Sunday, August 07, 2005

Rest in Peace, Peter Jennings

I can't remember when I started watching World New Tonight With Peter Jennings, but it was before I started going to school, and before I could read long words and small print properly. Indira Gandhi's assasination, the Oliver North hearings, the aftermath of the Challenger disaster, the conventions of '88, the fall of the Berlin Wall, the invasion of Kuwait, Operations Desert Shield and Desert Storm, the assasination of Rajiv Gandhi, the break-up of the Soviet Union, the election of Bill Clinton--these were all shaped for me by the calm and measured tones of Peter Jennings. He came to LA when it rained, breaking the drought of my childhood. Every New Years Eve I religiously watched the end of the year salute. Even after I cut my teeth on the LA Times as a child and even, much later, after I got my subscription to The New Yorker, Jennings was my guide for the events of the day. Through several moves, two states, and three or four houses, there was an unbroken family ritual. Come home, take a shower, watch Jennings. When high school started, I was given the choice of one hour of tv an evening. Resignedly I said goodbye to my beloved Star Trek--giving up Jennings wasn't even an option.

Sticking with him was almost an impossibility in college though; with an hour long commute on the train and lab classes that went till 5, my habit was broken. I was more likely to get my news on the drive to school via NPR. Later I turned to Abcnews.go.com, and for years that and the New York Times were my internet news sources. Eventually Akamai and then Google opened up the wide world of hourly news. Sadly, by the time I heard that Jennings was ill and wouldn't be sitting in the anchor desk regularly, I had long ago stopped regularly watching news on TV. In a lot of ways, I felt I had outgrown it. Broadcast segments really didn't do it for me, and the instantaneity and sense of being there had largely been superceded by blogs and wire services. More than anything it was the lack of routine--I had just lost the habit of getting home in time for his broadcast.

I made one major exception--the New Years eve broadcast of 1999 turning into 2000. I had stayed up late watching the sad resolution of the Indian Air hijacking--a dark foreshadowing of events to come--and barely caught the dawning of the New Year in India. I didn't miss any after that. I stayed glued to the TV, as much fascinated with Jennings' stamina and familiar wit--I have a vague memory of Bill Blakemore doing card tricks on TV to keep them all awake?!--as with the perfect, beautiful hourly celebrations of the new millennium sweeping from capital to capital, from Moscow to Paris to Rome to London and Paris to Newfoundland to New York to me.

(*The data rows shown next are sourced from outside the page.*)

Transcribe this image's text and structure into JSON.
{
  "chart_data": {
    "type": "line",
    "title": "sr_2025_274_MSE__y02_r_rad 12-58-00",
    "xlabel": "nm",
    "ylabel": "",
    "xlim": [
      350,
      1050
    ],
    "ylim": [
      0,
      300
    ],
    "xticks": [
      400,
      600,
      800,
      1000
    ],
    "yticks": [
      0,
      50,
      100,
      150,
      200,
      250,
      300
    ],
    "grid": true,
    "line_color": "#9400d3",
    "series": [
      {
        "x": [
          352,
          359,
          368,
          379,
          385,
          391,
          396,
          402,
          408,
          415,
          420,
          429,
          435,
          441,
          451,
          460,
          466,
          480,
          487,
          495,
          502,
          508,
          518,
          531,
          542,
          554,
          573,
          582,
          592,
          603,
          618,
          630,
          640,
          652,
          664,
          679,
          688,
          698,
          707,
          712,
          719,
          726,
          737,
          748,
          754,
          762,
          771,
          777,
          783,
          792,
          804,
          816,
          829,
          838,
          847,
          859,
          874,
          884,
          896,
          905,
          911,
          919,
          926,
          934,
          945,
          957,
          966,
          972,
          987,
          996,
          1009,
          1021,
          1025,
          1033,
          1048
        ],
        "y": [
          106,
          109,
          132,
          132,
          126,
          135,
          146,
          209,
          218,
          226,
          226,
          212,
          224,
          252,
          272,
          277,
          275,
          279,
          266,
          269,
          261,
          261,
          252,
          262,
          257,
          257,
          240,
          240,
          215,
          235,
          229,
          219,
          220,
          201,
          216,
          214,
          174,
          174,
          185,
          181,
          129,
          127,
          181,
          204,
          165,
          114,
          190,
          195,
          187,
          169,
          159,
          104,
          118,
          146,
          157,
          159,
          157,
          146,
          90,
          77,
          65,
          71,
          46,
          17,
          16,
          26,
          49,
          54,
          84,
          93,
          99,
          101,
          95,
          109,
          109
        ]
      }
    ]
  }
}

Despite the foreshadowing and some recent sad personal events, that day seems to epitomize everything hopeful and worldly and eager about our era. It was only right and proper that Peter Jennings would chaperone it.

When 9/11 happened I didn't have proper TV signal, and I gnashed my teeth for a Jennings fix, but it just wasn't possible, and the habit seemed broken. Sadly, now it has to be.

My understanding of the building of the atomic bomb, and the physicists who made it, was greatly influenced by a documentary he made, and that directly contributed to my desire to major in physics. My understanding of the situation regarding Israel and Palestine was also influenced by his work. He consistently reported on India when no one else really cared. I don't really know what to say, except he's the single most present public figure in my life so far, even counting the relative recent absence. I really can't imagine my childhood and youth without him. When considering the formation of any of my thinking on politics, my sense of the globe, my sense of what's current--at the beginning of all of it is some World News Tonight segment, some introduction by Peter Jennings. I'm just so sad that I was in New York, with people he knew, and I never got to meet him.

I'll close with one of my favorite Jennings clips ever. You know the joke about Anchors not wearing any pants? Well, at some point I was flipping channels and I caught part of an ABC anniversary special. I forget what the context was but there was a great clip of a young Peter Jennings reporting from Egypt. He was standing on a balcony overlooking the city, delivering some fairly serious commentary but in his shirtsleeves. Then he signs out. The tape keeps rolling; he clearly thinks he's off camera and he's almost certainly off the air. He furrows his brow and says to the Cameraman, "Uh, ---, what are you doing?" The camera tilts down. No pants.

Rest in Peace Mr. Jennings. Thank you for everything.